В современной библеистике, начиная со статьи немецкого ученого Герхарда фон-Рада[562]
, «день Господень» принято чаще всего объяснять как военный термин, как одно из ключевых понятий в концепции «священной войны». Представление о том, что войны Израиля ведет Сам Господь – традиционно для Библии (Нав. 5:13–15; 10-10-11. Втор. 20:1–4. Суд. 5:4–5; 7:2–7.2 Пар. 14:9-12; 20:15–24 и др.). В народном представлении «день Господень» был днем победы Господа над врагами, окружающими Израиль[563], в эсхатологической перспективе – победы над всеми врагами вообще. С «днем Господним» народ связывал самые светлые ожидания. Пророк опровергает иллюзию, он как бы «переворачивает» эти наивные представления, горько иронизирует над ними[564]. Израильтяне, говорит он, не должны обольщаться, напрасно ожидая триумфа над своими врагами: «день Господень» будет для них не светлым праздником победы, но – тьмой поражения. Почему? Потому что Господь будет теперь сражаться не за Израиль, но против Своего народа, на стороне его врагов. Амос, таким образом, вкладывает в понятие «день Господень» прямо противоположный общепринятому смысл – точно так же, как и в выражение «встреча с Господом» (4:12). «Дня Господня», как и «встречи с Господом» израильтяне должны не вожделеть, а страшиться!Так все же, «день Господень» – свет он или тьма? Это зависит от морального состояния ожидающих его. Если оно таково, каким было у израильтян эпохи Иеровоама II, то день этот –
Вслед за Амосом негативный смысл в выражение «день Господень» вкладывают и иудейские пророки Софония и Иоиль, для которых эта тема – центральная в их книгах. Для Софонии это «день ярости Господней» (Соф. 2:2), «день гнева Господня» (Соф. 2:3), когда Господь «прострет руку» на Иерусалим и на всю Иудею (Соф. 1:4): «Близок великий день Господа, близок, и очень поспешает: уже слышен голос дня Господня; горько возопиет тогда и самый храбрый! День гнева день сей, день скорби и тесноты, день опустошения и разорения, день тьмы и мрака, день облака и мглы, день трубны и бранного крика против укрепленных городов и высоких башен» (Соф. 1:14–16). Для Иоиля этот день тоже тревожен и мрачен: «О, какой день! ибо день Господень близок; как опустошение от Всемогущего придет он» (Иоил. 1:15); «Трубите трубою на Сионе и бейте тревогу на святой горе Моей; да трепещут все жители земли, ибо наступает день Господень, ибо он близок – день тьмы и мрака, день облачный и туманный: как утренняя заря, распространяется по горам народ многочисленный и сильный, какого не бывало от века и после того не будет в роды родов» (Иоил. 2:1–2)[566]

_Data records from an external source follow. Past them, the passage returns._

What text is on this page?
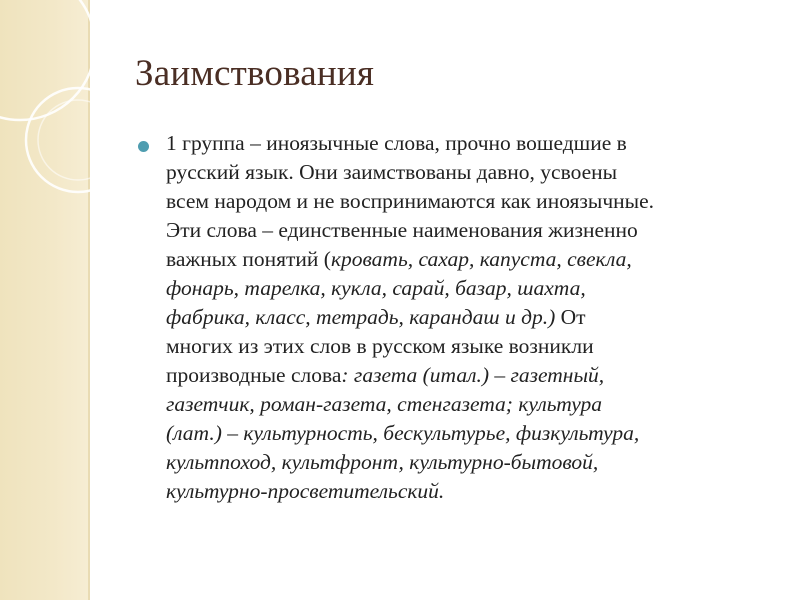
Заимствования

1 группа – иноязычные слова, прочно вошедшие в
русский язык. Они заимствованы давно, усвоены
всем народом и не воспринимаются как иноязычные.
Эти слова – единственные наименования жизненно
важных понятий (кровать, сахар, капуста, свекла,
фонарь, тарелка, кукла, сарай, базар, шахта,
фабрика, класс, тетрадь, карандаш и др.) От
многих из этих слов в русском языке возникли
производные слова: газета (итал.) – газетный,
газетчик, роман-газета, стенгазета; культура
(лат.) – культурность, бескультурье, физкультура,
культпоход, культфронт, культурно-бытовой,
культурно-просветительский.
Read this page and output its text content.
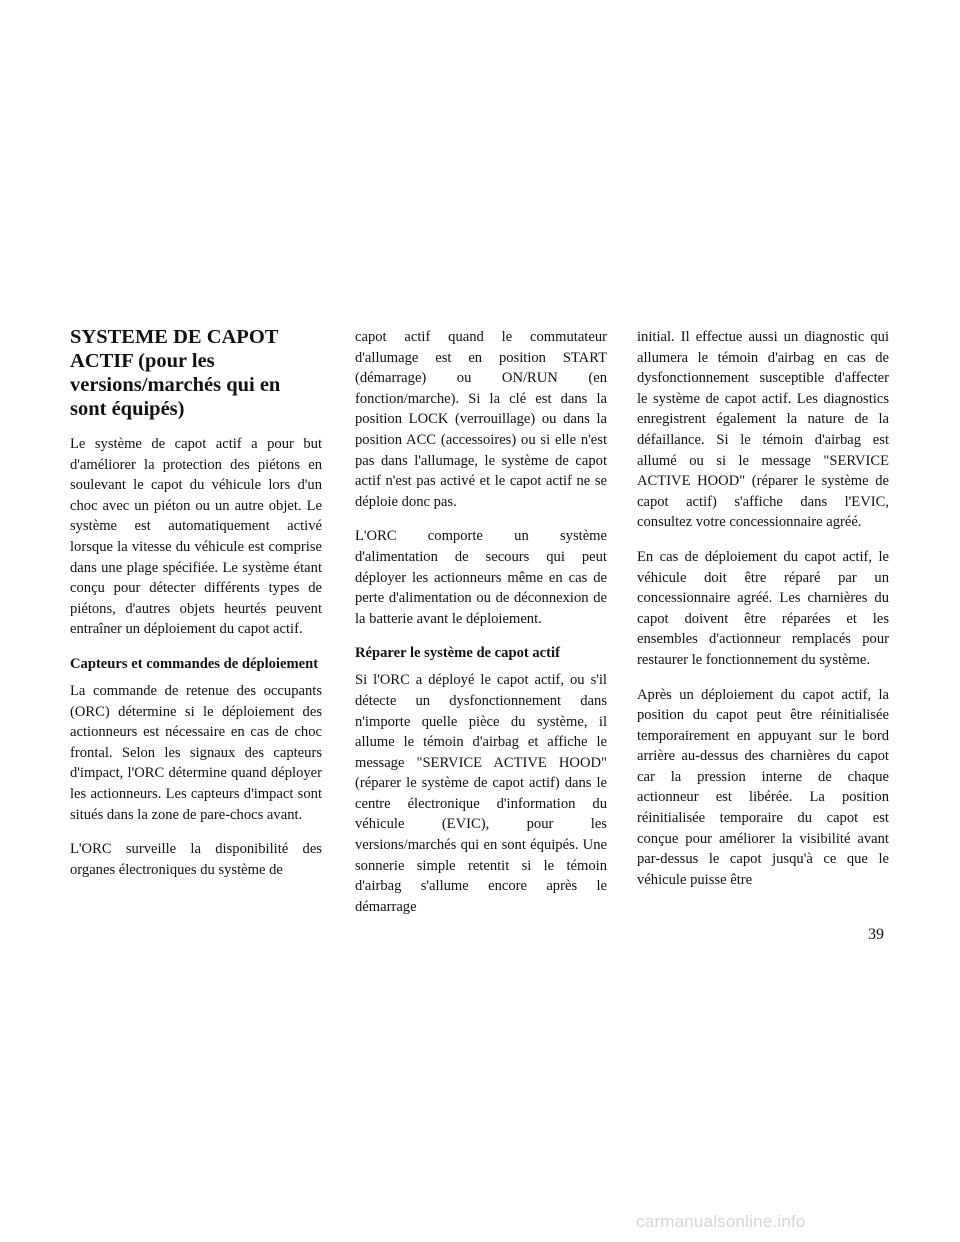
SYSTEME DE CAPOT ACTIF (pour les versions/marchés qui en sont équipés)

Le système de capot actif a pour but d'améliorer la protection des piétons en soulevant le capot du véhicule lors d'un choc avec un piéton ou un autre objet. Le système est automatiquement activé lorsque la vitesse du véhicule est comprise dans une plage spécifiée. Le système étant conçu pour détecter différents types de piétons, d'autres objets heurtés peuvent entraîner un déploiement du capot actif.

Capteurs et commandes de déploiement

La commande de retenue des occupants (ORC) détermine si le déploiement des actionneurs est nécessaire en cas de choc frontal. Selon les signaux des capteurs d'impact, l'ORC détermine quand déployer les actionneurs. Les capteurs d'impact sont situés dans la zone de pare-chocs avant.

L'ORC surveille la disponibilité des organes électroniques du système de

capot actif quand le commutateur d'allumage est en position START (démarrage) ou ON/RUN (en fonction/marche). Si la clé est dans la position LOCK (verrouillage) ou dans la position ACC (accessoires) ou si elle n'est pas dans l'allumage, le système de capot actif n'est pas activé et le capot actif ne se déploie donc pas.

L'ORC comporte un système d'alimentation de secours qui peut déployer les actionneurs même en cas de perte d'alimentation ou de déconnexion de la batterie avant le déploiement.

Réparer le système de capot actif

Si l'ORC a déployé le capot actif, ou s'il détecte un dysfonctionnement dans n'importe quelle pièce du système, il allume le témoin d'airbag et affiche le message "SERVICE ACTIVE HOOD" (réparer le système de capot actif) dans le centre électronique d'information du véhicule (EVIC), pour les versions/marchés qui en sont équipés. Une sonnerie simple retentit si le témoin d'airbag s'allume encore après le démarrage

initial. Il effectue aussi un diagnostic qui allumera le témoin d'airbag en cas de dysfonctionnement susceptible d'affecter le système de capot actif. Les diagnostics enregistrent également la nature de la défaillance. Si le témoin d'airbag est allumé ou si le message "SERVICE ACTIVE HOOD" (réparer le système de capot actif) s'affiche dans l'EVIC, consultez votre concessionnaire agréé.

En cas de déploiement du capot actif, le véhicule doit être réparé par un concessionnaire agréé. Les charnières du capot doivent être réparées et les ensembles d'actionneur remplacés pour restaurer le fonctionnement du système.

Après un déploiement du capot actif, la position du capot peut être réinitialisée temporairement en appuyant sur le bord arrière au-dessus des charnières du capot car la pression interne de chaque actionneur est libérée. La position réinitialisée temporaire du capot est conçue pour améliorer la visibilité avant par-dessus le capot jusqu'à ce que le véhicule puisse être

39
carmanualsonline.info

. «День Господень» для этих пророков – день военной победы Нововавилонской державы над их родиной, Иудеей. Как когда-то для Амоса – день победы Ассирии над Израилем[567].Из послепленных пророков Захария использует слова «день Господень» для описания бедствий, грядущих на Иерусалим: «Вот наступает день Господень… День этот будет единственный, ведомый только Господу: ни день, ни ночь; лишь в вечернее время явится свет» (Зах. 14:1, 7). Война народов против Иерусалима (Зах. 14:2) завершится тем, что Господь выступит на стороне Своего народа, для защиты Иерусалима и поразит все враждующие против него народы (Зах. 14:3). Таким образом, у Захарии «день Господень» вновь приобретает положительное для Израиля значение, прямо противоположное тому, которое обнаруживается у Амоса, Софонии и Иоиля. Для Захарии этот день хотя и ознаменован грозными бедствиями, но результат его отраден, это день окончательной, эсхатологической победы Бога над языческими народами: «И Господь будет Царем над всею землею; в тот день будет Господь един и имя Его едино» (Зах. 14:9)[568]
. Дальнейшее развитие темы «дня Господня» в эсхатологическом ключе мы встречаем в апокалиптических апокрифах межзаветного периода, а затем – в новозаветных книгах, прежде всего в беседе Иисуса на Елеонской горе (Мф. 24. Мк. 13. Ср.: Лк. 21). Место это вовсе не случайно – ср.: Зах. 14:4.